Wales has a record five nominations in this year’s UK-wide Into Film Awards, which seeks to honour the most talented and innovative young filmmakers, reviewers and film clubs in the UK.
It also gives recognition to educators who use film as an education tool. Some of the biggest stars in the industry attend the ceremony, with previous attendees including Daniel Craig, Eddie Redmayne, Lily James, Simon Pegg, Martin Freeman and Naomie Harris.
Welsh actors Rhys Ifans and Luke Evans presented awards at last year’s ceremony, and this year's will be hosted by top comic actor and author David Walliams at the Odeon Luxe, Leicester Square, in London, on 18 March.
Wales has a record five nominees this year, including 15-year-old Eden Quine-Taylor, from Crickhowell High School, who is competing for the Best Film (12-15 years) award, for her short film ‘I’m the One’. This poetic and impressively staged one-shot film offers a glimpse into the lives of residents in one small town to demonstrate that each one of us has our own story and issues to deal with.
Speaking ahead of the awards, Eden said:
“I am honoured to be nominated for such a prestigious award. Being able to have my work seen by industry professionals is so very exciting. Making films has always been my passion. I can’t see myself doing anything else.”
Sixteen-year-old Hedydd Ioan, from Penygroes, Gwynedd, will pick up a coveted ‘Ones to Watch’ Award at the ceremony, which can be added to his mounting achievements.
Hedydd’s love of filmmaking started at just seven years old, when he began making simple stories with his toys. Since then, he’s gone on to win a local film award, formed his own production company, Trac 42, and is currently getting paid for his projects.

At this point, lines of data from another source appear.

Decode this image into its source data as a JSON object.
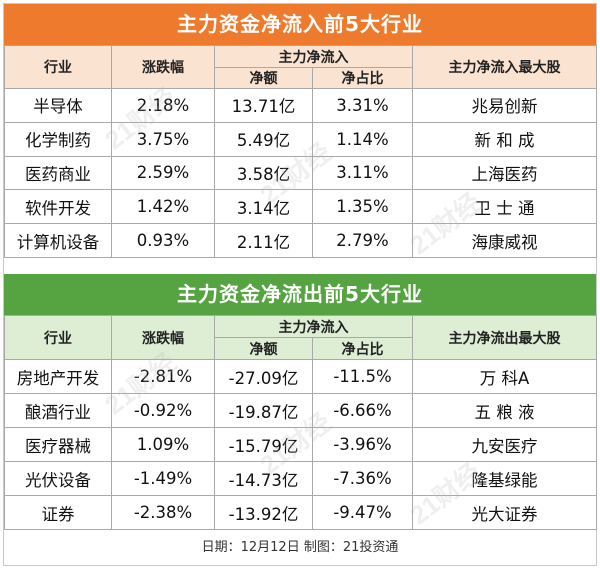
{
  "inflow": {
    "title": "主力资金净流入前5大行业",
    "headers": {
      "industry": "行业",
      "change": "涨跌幅",
      "main_group": "主力净流入",
      "net": "净额",
      "ratio": "净占比",
      "top_stock": "主力净流入最大股"
    },
    "rows": [
      {
        "industry": "半导体",
        "change": "2.18%",
        "net": "13.71亿",
        "ratio": "3.31%",
        "stock": "兆易创新"
      },
      {
        "industry": "化学制药",
        "change": "3.75%",
        "net": "5.49亿",
        "ratio": "1.14%",
        "stock": "新 和 成"
      },
      {
        "industry": "医药商业",
        "change": "2.59%",
        "net": "3.58亿",
        "ratio": "3.11%",
        "stock": "上海医药"
      },
      {
        "industry": "软件开发",
        "change": "1.42%",
        "net": "3.14亿",
        "ratio": "1.35%",
        "stock": "卫 士 通"
      },
      {
        "industry": "计算机设备",
        "change": "0.93%",
        "net": "2.11亿",
        "ratio": "2.79%",
        "stock": "海康威视"
      }
    ]
  },
  "outflow": {
    "title": "主力资金净流出前5大行业",
    "headers": {
      "industry": "行业",
      "change": "涨跌幅",
      "main_group": "主力净流入",
      "net": "净额",
      "ratio": "净占比",
      "top_stock": "主力净流出最大股"
    },
    "rows": [
      {
        "industry": "房地产开发",
        "change": "-2.81%",
        "net": "-27.09亿",
        "ratio": "-11.5%",
        "stock": "万 科A"
      },
      {
        "industry": "酿酒行业",
        "change": "-0.92%",
        "net": "-19.87亿",
        "ratio": "-6.66%",
        "stock": "五 粮 液"
      },
      {
        "industry": "医疗器械",
        "change": "1.09%",
        "net": "-15.79亿",
        "ratio": "-3.96%",
        "stock": "九安医疗"
      },
      {
        "industry": "光伏设备",
        "change": "-1.49%",
        "net": "-14.73亿",
        "ratio": "-7.36%",
        "stock": "隆基绿能"
      },
      {
        "industry": "证券",
        "change": "-2.38%",
        "net": "-13.92亿",
        "ratio": "-9.47%",
        "stock": "光大证券"
      }
    ]
  },
  "footer": "日期：12月12日 制图：21投资通",
  "watermark": "21财经",
  "colors": {
    "inflow_banner": "#ee7b2d",
    "inflow_header": "#fbe3d2",
    "outflow_banner": "#55a341",
    "outflow_header": "#ddeed5"
  }
}
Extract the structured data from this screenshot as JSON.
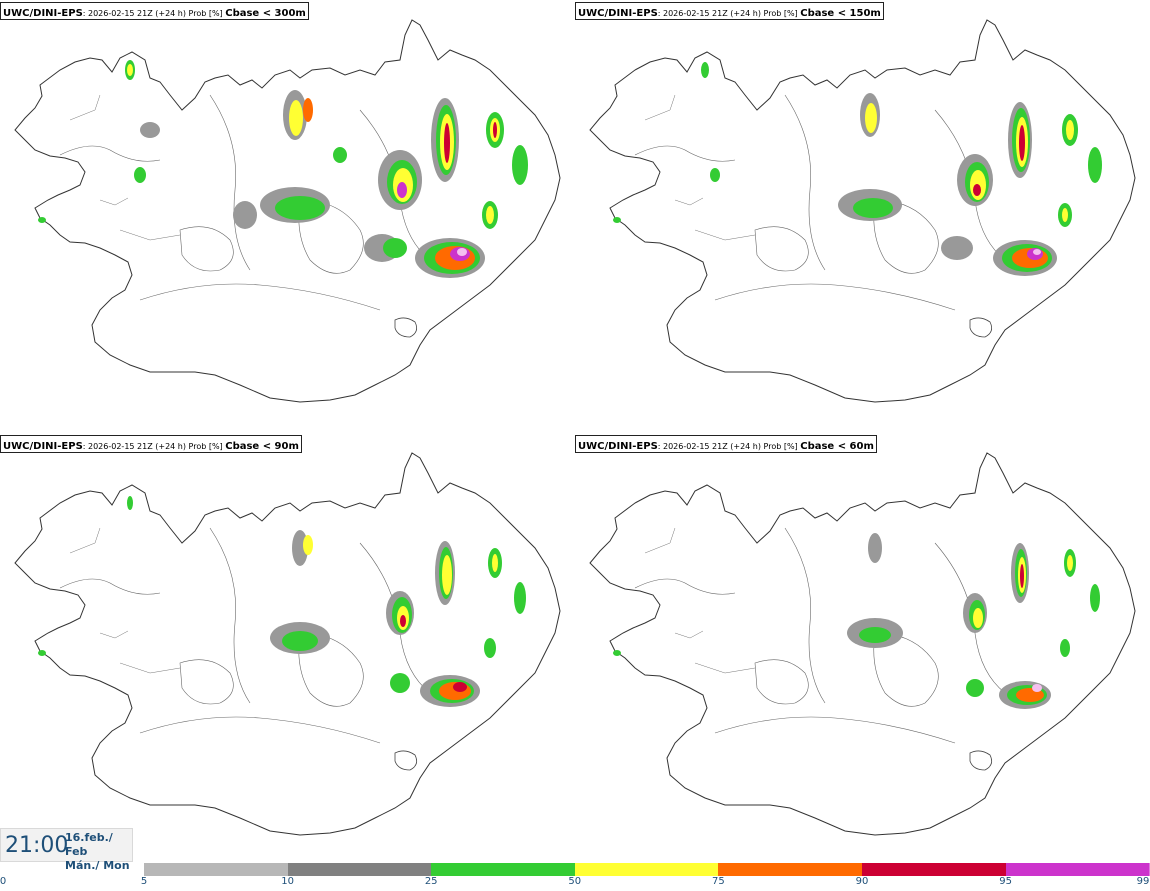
{
  "panels": [
    {
      "model": "UWC/DINI-EPS",
      "info": ": 2026-02-15 21Z (+24 h) Prob [%] ",
      "variable": "Cbase < 300m"
    },
    {
      "model": "UWC/DINI-EPS",
      "info": ": 2026-02-15 21Z (+24 h) Prob [%] ",
      "variable": "Cbase < 150m"
    },
    {
      "model": "UWC/DINI-EPS",
      "info": ": 2026-02-15 21Z (+24 h) Prob [%] ",
      "variable": "Cbase < 90m"
    },
    {
      "model": "UWC/DINI-EPS",
      "info": ": 2026-02-15 21Z (+24 h) Prob [%] ",
      "variable": "Cbase < 60m"
    }
  ],
  "valid_time": {
    "time": "21:00",
    "date_line": "16.feb./ Feb",
    "day_line": "Mán./ Mon"
  },
  "colorbar": {
    "ticks": [
      "0",
      "5",
      "10",
      "25",
      "50",
      "75",
      "90",
      "95",
      "99"
    ],
    "colors": [
      "#b7b7b7",
      "#808080",
      "#33cc33",
      "#ffff33",
      "#ff6a00",
      "#cc0033",
      "#cc33cc",
      "#f5c0f0"
    ]
  }
}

On hearing the news, Hedydd said:
“It's an honour to be chosen as one of the ‘Ones to Watch' this year. I'm so glad for this chance to be able to develop what I love doing.”
Seventeen-year-old Cai Dadds has been nominated for Reviewer of the Year. Coincidentally, his father Tim has also been nominated for Teacher of the Year.
Cai became interested in film reviewing as a member of Into Film's Youth Advisory Council. He continues to develop his review writing skills whilst applying to study film at university.
Cai told Into Film:
“It is an incredible honour to be nominated for this award. I am so pleased that Into Film recognises young people who are trying to get into the film industry.”
Two of the three nominees for the Teacher of the Year Award come from Wales. This is a strong category for Wales, with Mr Rhys Roberts of Llanharan Primary School winning Teacher of the Year at last year’s ceremony.
Ms Yasmin John, from The Hollies School, Cardiff, has worked in education for a number of years, and was instrumental in supporting her pupils to win Best Film Club of the Year at last year’s awards. This year she has been nominated for her teaching, and specifically for her work in embedding the film club in the school’s curriculum.
Commenting on her nomination, Ms John said:
“I am incredibly honoured to be nominated for such an award. I enjoy every moment of my job and feel privileged to play a part of such a wonderful organisation. It’s an amazing opportunity to showcase the students’ achievements through film and I am extremely proud.”
Mr Tim Dadds of Cwmrhydyceirw Primary School – and Cai’s father – has also been nominated for the Teacher of the Year Award. He was also nominated in 2018.
Mr Dadds has been Deputy headteacher at Cwmrhydyceirw Primary School in Morriston, Swansea, for the past seven years and, in April 2019, the school was the first English medium school in Wales to be awarded excellent grades by Estyn in all five inspection areas.
He is an IntoFilm Cymru Teacher Ambassador and has talked about the power of film in education at the Senedd, and most recently at the UN Convention on the Rights of the Child (UNCRC) 30th anniversary celebrations in Cardiff.
Mr Dadds told Into Film:
“It is a huge honour to be nominated as Into Film Teacher of the Year and for my school to receive recognition for putting film at the heart of our curriculum.”
Britain's Got Talent host and children's author David Walliams said:
“I love the Into Film Awards because it gives the opportunity to young people, from all kinds of backgrounds, to be a part of the film industry. As an actor, these young people are the future, and you want them to give you a job one day.
“Anything that encourages creativity is important, we have an amazing film industry in this country which is often ignored by politicians and we need to support it. Into Film is an amazing charity.”
Non Stevens, head of Into Film Cymru, said:
“The aim of the UK-wide Awards is to promote the power of film and highlight how the scope of Into Film's work can contribute to the educational, cultural and personal development of children and young people. We are delighted that, this year, we have a record number of nominations from Wales, demonstrating that we are punching above our weight as a small nation.”
The Into Film Awards, now in its seventh year, celebrates young people's creativity in film, showcasing and highlighting the wealth of tomorrow’s creative talent. Young people from across the UK whose short films and reviews have been nominated will be recognised at the star-studded ceremony.